Amalia Costa la besaba en la nariz. Eso le daba mucha cosquilla. A Silvita no le gustaba reírse porque sí. “No, Mamalia, no me hagas eso, no me lo hagas”, decía como preámbulo innecesario al regocijo que le ocasionaba el mimo de su madre.Esperaba ese beso con ansiedad. Era el beso de dormir. El beso que borraba los contornos sórdidos de la casilla que habitaban en el corazón de Villa Casale.

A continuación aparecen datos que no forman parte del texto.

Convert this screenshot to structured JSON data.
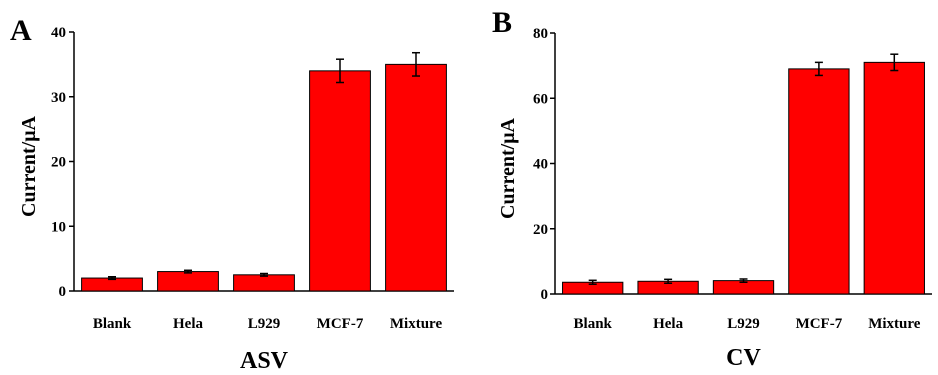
{
  "chart_data": [
    {
      "type": "bar",
      "panel_label": "A",
      "title": "ASV",
      "ylabel": "Current/μA",
      "xlabel": "",
      "categories": [
        "Blank",
        "Hela",
        "L929",
        "MCF-7",
        "Mixture"
      ],
      "values": [
        2.0,
        3.0,
        2.5,
        34.0,
        35.0
      ],
      "errors": [
        0.2,
        0.2,
        0.2,
        1.8,
        1.8
      ],
      "ylim": [
        0,
        40
      ],
      "yticks": [
        0,
        10,
        20,
        30,
        40
      ],
      "bar_color": "#ff0000",
      "grid": false
    },
    {
      "type": "bar",
      "panel_label": "B",
      "title": "CV",
      "ylabel": "Current/μA",
      "xlabel": "",
      "categories": [
        "Blank",
        "Hela",
        "L929",
        "MCF-7",
        "Mixture"
      ],
      "values": [
        3.6,
        3.9,
        4.1,
        69.0,
        71.0
      ],
      "errors": [
        0.6,
        0.6,
        0.5,
        2.0,
        2.5
      ],
      "ylim": [
        0,
        80
      ],
      "yticks": [
        0,
        20,
        40,
        60,
        80
      ],
      "bar_color": "#ff0000",
      "grid": false
    }
  ]
}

Mamalia, como la llamaba Silvita, había nacido en Asunción del Paraguay y se vino a Buenos Aires en busca de trabajo en plena euforia económica, a principios de los noventa. Argentina entonces era el Primer Mundo y un peso era un dólar aunque no lo tuvieras.

La mamá de Silvita trabajó de empleada doméstica hasta romperse los riñones. Después se embarazó. Su pareja,Benjamín Luna, un cordobés cantante de cumbia y adicto a cuanta sustancia ilegal le pasara cerca, le terminó contagiando el virus del sida. En pocos años pasaron de las noches de fiesta a las madrugadas de dolor. Murieron casi al mismo tiempo, cruzándose reproches. “Nunca confíes en nadie. Nunca le creas a un hombre, porque siempre te terminan cagando”, le repetía Mamalia. Silvita tiene que hacer un esfuerzo para recordarlos juntos y alegres. En el cajón de la mesa conserva una foto donde están los tres en el zoológico de Palermo. La madre tiene un pañuelo en la cabeza y el padre una campera marrón de corderoy. Silvia está entre los dos, tomada de sus manos. Todos sonríen.

Cuando sus padres murieron tenía apenas seis años y quedó al cuidado del único pariente que le quedaba vivo: el tío Hugo, un buen tipo, conductor de un camión de recolección de residuos. “Tengo un puesto importante —se vanagloriaba—. Yo no levanto la mugre, yo manejo la mugre, la administro.” Durante un tiempo fueron un remedo de familia. Dos soledades que se cruzaban de noche ante un plato de sopa, y por la mañana ante el mate cocido del desayuno.

Silvita creció en la calle. Su escuela fueron los pasillos de la villa. Sus maestros, los atorrantes del boliche de Paco:ladrones, merqueros, narcos, cafishos y travestis. Sus amigos de infancia fueron los pibes chorros del barrio, los rateritos. Cuando el hermano de su madre murió en un accidente, Silvita había cumplido los doce pero su vida acumulaba más frustraciones que la de una prostituta a los sesenta.